En Allemagne, où l’université publique reste largement gratuite et sélective, l’essor fulgurant de l’IU Internationale Hochschule fait figure d’exception. Selon Der Spiegel, cette université privée, fondée en 1998, a vu ses effectifs passer de 10 000 étudiants en 2016 à plus de 130 000 aujourd’hui, en promettant un accès élargi aux études supérieures dans un pays encore très marqué par la sélection scolaire précoce.
L’IU s’adresse notamment à ceux que le système allemand laisse de côté : élèves sans Abitur (l’équivalent du bac), candidats recalés par le numerus clausus, étudiants issus de familles où les parents n’ont pas fait d’études supérieures. L’établissement revendique cette ouverture : “Presque tous les cursus sans numerus clausus, un apprentissage au maximum autodéterminé”, proclame sa communication. Selon ses propres chiffres, plus de 70 % des étudiants viennent de foyers non universitaires et 16 % étudient sans baccalauréat.
Ce modèle repose sur des frais élevés – de 259 euros par mois pour l’enseignement à distance à plus de 439 euros pour les formules hybrides – et sur une logique explicitement marchande. “Chaque étudiant inscrit est aussi un client payant, l’éducation est le produit dans le panier”, écrit le magazine. L’université assume une stratégie de “croissance hyperrapide”, financée par le fonds britannique Oakley Capital et une holding domiciliée aux Bermudes. Malgré cette expansion, le groupe a enregistré une perte de 37 millions d’euros en 2023.
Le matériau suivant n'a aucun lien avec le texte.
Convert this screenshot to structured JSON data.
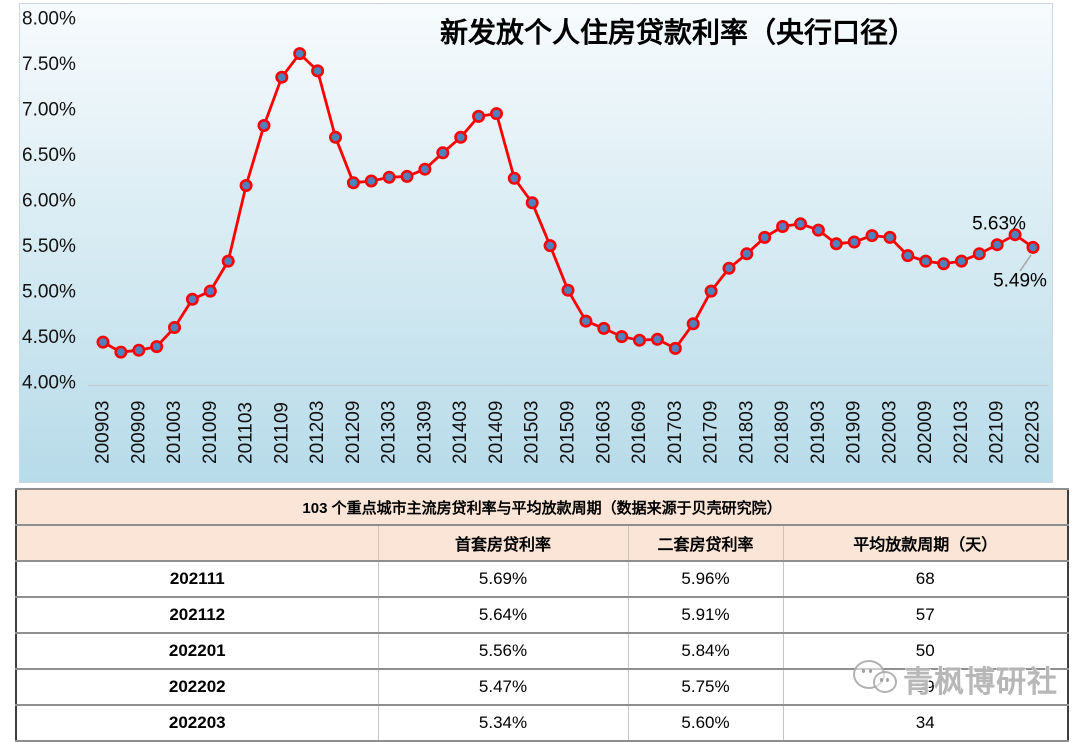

À l’échelle nationale, l’impact est déjà tangible. En 2022, “un étudiant sur quatre en travail social en Allemagne était inscrit à l’IU”. Une concentration qui inquiète les syndicats, tant ces formations alimentent directement les services publics allemands. La multiplication rapide des cursus – plus de 200, dont près de 70 nouvellement accrédités en 2024 – a aussi conduit à des impasses, notamment dans des filières réglementées comme l’architecture. “C’était comme une bombe qui explose”, raconte un étudiant découvrant que son diplôme ne permettait pas d’exercer sous le titre protégé d’architecte.
La dimension internationale accentue ces fragilités. Certains étudiants voient leurs projets de master à l’étranger retardés, faute de reconnaissance claire de leur diplôme, comme ce futur étudiant aux États-Unis contraint de repousser son départ d’un an. Par ailleurs, la stratégie de l’IU s’inscrit dans un marché mondialisé de l’enseignement supérieur, où flexibilité, marketing et capitaux internationaux redessinent les frontières académiques.
Officiellement, l’université affirme contribuer à la “justice éducative”. Mais pour l’hebdomadaire, le constat est plus sombre : “À la fin, ce sont les étudiants qui doivent payer le prix de l’expansion.”